Но Ильязд, сорвав маску и отбросив домино, выбежал на подъезд. Левин устремился вслед за ним. Внизу посередине пустынной улицы возвышалась какая-то личность, сложив руки на груди, и рассматривала театр.
– Вот он, – шепнул, оборачиваясь, Ильязд, – Синейшина? Ну да, Синейшина[100].
Суваров[101] вперился в Ильязда, глаза, полные беспокойства, впал в раздумье, поколебался с минуту, повернулся и, отстранив спокойно Ильязда, вошёл в театр, с яростью хлопнув дверью.
Сумасшедший занимал всегда одну и ту же скамейку на Конской площади[103]77. (Какая бы ни была погода), он появлялся откуда-то из глубин Стамбула всегда на исходе дня, усаживался лицом к морю и, откинувшись и бормоча что-то, просиживал до первых лучей дня.

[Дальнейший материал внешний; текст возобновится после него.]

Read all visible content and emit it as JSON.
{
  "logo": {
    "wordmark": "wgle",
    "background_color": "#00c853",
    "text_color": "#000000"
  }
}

Приносил он с собой несколько краюх хлеба, которых не трогал сам, а всё раздавал голубям, слетавшимся за полчаса до его прихода в ожидании благодетеля. Сумасшедший приходил на площадь далеко не ежедневно, иногда пропадал неделями, и, странное дело, голуби никогда не собирались напрасно, их появление предвещало, что Сумасшедший будет непременно.
Когда появился он впервые, сказать было трудно, но обратил впервые внимание на себя в памятный день переворота в апреле[104] 1909 года[105], когда Конская площадь была переполнена офицерством и после убийств младотурецких министров и офицеров, на исходе дня, вдруг появились летящие от мечети Баязида стаи голубей, а вслед за ними явился Сумасшедший и, вежливо попросив группу военных уступить ему его место, уселся, не обращая никакого внимания, и принялся раздавать хлеб птицам, покрывавшим его, усевшимся ему на плечи, на грудь, на руки и на голову.

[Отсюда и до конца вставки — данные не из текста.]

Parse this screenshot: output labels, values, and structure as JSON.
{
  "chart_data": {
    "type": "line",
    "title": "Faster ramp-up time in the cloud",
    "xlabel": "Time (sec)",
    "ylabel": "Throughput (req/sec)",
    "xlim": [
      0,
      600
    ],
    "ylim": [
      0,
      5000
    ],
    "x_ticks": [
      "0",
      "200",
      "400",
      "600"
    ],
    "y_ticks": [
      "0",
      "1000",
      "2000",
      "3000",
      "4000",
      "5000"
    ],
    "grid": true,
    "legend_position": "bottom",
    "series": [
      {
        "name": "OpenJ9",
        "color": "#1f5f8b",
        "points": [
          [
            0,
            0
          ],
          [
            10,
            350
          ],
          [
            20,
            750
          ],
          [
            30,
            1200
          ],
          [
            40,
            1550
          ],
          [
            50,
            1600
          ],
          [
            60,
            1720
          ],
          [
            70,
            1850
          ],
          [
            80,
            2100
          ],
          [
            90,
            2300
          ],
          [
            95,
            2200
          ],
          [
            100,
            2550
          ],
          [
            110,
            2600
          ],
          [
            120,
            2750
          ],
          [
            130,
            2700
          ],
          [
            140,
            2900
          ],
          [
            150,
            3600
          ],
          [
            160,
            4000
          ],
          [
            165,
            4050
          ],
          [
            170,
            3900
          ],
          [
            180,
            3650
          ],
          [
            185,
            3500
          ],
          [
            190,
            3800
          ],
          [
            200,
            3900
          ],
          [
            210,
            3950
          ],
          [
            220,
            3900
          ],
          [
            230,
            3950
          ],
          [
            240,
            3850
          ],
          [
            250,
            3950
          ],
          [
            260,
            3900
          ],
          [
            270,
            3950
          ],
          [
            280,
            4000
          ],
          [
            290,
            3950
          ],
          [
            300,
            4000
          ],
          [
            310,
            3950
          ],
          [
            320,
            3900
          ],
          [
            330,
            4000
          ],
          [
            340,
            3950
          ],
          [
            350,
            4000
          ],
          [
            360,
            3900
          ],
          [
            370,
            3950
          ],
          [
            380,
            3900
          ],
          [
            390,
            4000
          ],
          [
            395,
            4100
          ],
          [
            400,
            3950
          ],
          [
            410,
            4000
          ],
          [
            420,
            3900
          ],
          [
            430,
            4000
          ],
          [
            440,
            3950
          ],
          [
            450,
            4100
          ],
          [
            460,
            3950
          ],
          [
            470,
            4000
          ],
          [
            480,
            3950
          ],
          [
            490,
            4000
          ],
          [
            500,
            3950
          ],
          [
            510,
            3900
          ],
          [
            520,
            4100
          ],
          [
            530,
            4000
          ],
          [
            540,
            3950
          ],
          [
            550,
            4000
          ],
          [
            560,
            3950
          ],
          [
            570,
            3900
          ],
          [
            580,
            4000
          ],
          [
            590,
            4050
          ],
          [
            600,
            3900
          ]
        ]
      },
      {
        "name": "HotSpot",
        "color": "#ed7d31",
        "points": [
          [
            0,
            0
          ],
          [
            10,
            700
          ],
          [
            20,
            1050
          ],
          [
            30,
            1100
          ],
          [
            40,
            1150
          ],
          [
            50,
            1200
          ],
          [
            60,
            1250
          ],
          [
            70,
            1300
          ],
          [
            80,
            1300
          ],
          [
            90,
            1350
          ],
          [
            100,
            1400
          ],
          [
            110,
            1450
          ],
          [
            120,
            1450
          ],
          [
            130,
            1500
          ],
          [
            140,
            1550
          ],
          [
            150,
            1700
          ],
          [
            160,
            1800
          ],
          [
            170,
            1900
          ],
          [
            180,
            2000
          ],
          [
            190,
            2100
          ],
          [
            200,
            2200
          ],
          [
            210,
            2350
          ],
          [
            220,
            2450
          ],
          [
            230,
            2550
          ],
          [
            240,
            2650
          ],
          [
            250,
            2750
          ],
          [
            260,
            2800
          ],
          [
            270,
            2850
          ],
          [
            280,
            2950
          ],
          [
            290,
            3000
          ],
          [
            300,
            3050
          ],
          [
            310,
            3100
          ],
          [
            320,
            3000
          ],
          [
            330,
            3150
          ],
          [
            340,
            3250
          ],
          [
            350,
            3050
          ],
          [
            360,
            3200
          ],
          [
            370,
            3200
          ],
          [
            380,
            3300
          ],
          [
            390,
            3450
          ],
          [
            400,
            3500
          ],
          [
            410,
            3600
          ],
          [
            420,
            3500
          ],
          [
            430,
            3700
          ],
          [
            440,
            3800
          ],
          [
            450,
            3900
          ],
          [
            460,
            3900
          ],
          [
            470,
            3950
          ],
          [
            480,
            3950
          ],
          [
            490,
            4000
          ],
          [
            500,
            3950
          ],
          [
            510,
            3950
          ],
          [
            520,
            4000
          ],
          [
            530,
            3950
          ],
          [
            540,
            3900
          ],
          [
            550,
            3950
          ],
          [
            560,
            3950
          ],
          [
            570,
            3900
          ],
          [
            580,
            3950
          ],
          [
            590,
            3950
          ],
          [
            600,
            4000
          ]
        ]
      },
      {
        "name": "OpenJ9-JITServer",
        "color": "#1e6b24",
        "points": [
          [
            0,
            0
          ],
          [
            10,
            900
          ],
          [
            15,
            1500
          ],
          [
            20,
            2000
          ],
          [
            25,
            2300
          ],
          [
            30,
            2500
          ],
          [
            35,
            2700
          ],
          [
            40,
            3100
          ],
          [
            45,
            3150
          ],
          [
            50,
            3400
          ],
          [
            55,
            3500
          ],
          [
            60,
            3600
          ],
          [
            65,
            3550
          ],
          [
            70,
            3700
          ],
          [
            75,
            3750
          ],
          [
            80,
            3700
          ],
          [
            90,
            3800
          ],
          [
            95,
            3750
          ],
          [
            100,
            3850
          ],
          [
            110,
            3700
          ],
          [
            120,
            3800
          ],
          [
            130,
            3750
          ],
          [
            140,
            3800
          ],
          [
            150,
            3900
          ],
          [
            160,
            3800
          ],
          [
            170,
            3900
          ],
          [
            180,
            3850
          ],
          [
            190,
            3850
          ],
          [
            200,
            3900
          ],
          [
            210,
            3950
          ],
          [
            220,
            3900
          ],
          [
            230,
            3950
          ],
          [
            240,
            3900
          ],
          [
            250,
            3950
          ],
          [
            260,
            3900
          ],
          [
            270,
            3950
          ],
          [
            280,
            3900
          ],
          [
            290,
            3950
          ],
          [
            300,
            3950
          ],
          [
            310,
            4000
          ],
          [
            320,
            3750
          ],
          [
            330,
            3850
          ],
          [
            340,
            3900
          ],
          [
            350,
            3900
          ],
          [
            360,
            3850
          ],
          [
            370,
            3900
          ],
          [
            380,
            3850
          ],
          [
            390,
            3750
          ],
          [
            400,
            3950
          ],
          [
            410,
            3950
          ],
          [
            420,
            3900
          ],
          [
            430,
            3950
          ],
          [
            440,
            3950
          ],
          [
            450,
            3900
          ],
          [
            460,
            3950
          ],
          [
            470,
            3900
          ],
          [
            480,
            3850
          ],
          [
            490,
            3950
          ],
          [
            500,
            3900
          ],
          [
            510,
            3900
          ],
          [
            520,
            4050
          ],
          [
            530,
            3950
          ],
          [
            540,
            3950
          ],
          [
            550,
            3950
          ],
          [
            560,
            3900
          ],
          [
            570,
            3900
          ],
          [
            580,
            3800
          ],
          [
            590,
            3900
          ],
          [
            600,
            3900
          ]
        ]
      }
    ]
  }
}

Внешность Сумасшедшего была достаточно примечательна. С длинным иконописным лицом, кожей жёлтого воска и совершенно прозрачной, без единого намёка на кровь, с раздвоенной редкой бородой, с глазами спокойными до стеклянности, умный, не будь на нём страннейшего колпака и не обрамляй его лицо длинные пейсы, обнаруживал удивительное сходство с некоторыми изображениями в греческих церквях, почему и турчанки, и гречанки, и других исповеданий женщины, спускавшиеся в направлении источника Святого Серапиона искать исцеления от бесплодия или застоя и тому подобных женских историй и неизменно останавливавшиеся около Сумасшедшего, чтобы, хотя он и был евреем, приложиться к его одежде, и называли поэтому Сумасшедшего Иссой, но вообще он был известен просто под кличкой Сумасшедшего, и только немногие обитатели околотка, вроде Хаджи-Бабы, которые вообще всё решительно знали, утверждали, что его зовут не Иссой вовсе, а Озилио[106]. Но никто не мог ответить любознательному Ильязду, который во время своих дозоров проходил всякий раз мимо Сумасшедшего, сидевшего камнем и закинув голову, где он проживал и сколько лет могло ему быть.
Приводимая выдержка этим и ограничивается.